The use of a comprehensive set of sequence- and structure-derived descriptors has enabled in-depth characterization of hub proteins. On one hand, hubs in E. coli, S. cerevisiae, D. melanogaster, and H. sapiens generally have demonstrated higher sequence conservation, tend to be more hydrophilic and possess higher fraction of flexible coil residues. On another hand, hubs have exhibited several speciesspecific characteristics including certain associated GO terms, occurrence of Pfam domains, more frequent SCOP folds, and surface area.
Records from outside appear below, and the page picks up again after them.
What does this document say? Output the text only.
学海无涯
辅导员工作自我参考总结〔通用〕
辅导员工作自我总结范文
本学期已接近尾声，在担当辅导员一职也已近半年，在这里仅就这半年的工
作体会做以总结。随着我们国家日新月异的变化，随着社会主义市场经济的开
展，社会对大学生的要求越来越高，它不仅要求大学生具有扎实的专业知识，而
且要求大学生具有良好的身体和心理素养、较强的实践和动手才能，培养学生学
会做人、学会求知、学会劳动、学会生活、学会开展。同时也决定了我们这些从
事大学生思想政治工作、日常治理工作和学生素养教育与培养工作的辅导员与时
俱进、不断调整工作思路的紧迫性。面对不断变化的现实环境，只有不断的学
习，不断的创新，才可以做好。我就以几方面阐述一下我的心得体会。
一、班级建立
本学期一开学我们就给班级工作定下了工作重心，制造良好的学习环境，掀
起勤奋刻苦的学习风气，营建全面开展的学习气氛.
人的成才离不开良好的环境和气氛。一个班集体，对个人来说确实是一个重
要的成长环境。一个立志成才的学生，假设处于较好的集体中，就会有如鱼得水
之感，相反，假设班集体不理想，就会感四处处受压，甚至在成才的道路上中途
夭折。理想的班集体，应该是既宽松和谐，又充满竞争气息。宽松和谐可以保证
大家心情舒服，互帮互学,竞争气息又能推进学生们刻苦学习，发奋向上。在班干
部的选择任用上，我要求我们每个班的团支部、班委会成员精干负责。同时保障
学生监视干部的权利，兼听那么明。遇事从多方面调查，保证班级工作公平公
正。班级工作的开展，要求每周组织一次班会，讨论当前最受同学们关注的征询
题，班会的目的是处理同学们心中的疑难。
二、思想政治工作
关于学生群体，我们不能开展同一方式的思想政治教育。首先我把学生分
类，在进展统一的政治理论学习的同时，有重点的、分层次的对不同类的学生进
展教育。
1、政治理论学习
Thus, the descriptor analyses have indicated (somewhat surprisingly) that highly connected proteins are much more different across the species than previously anticipated. Thus, it has become clear that hub proteins cannot be characterized easily by only a few descriptors, but the use of a complex set of protein descriptions is required. Nonetheless, by integrating both bioinformatics and physiochemical protein descriptors, the species-specific hub classifiers have still shown improved prediction accuracy over their GO term-based and sequence similarity-based predecessors. We anticipate that the developed hub classifiers can be used for determining new hubs in the four studied species to assist future proteomics experiments and PIN analyses.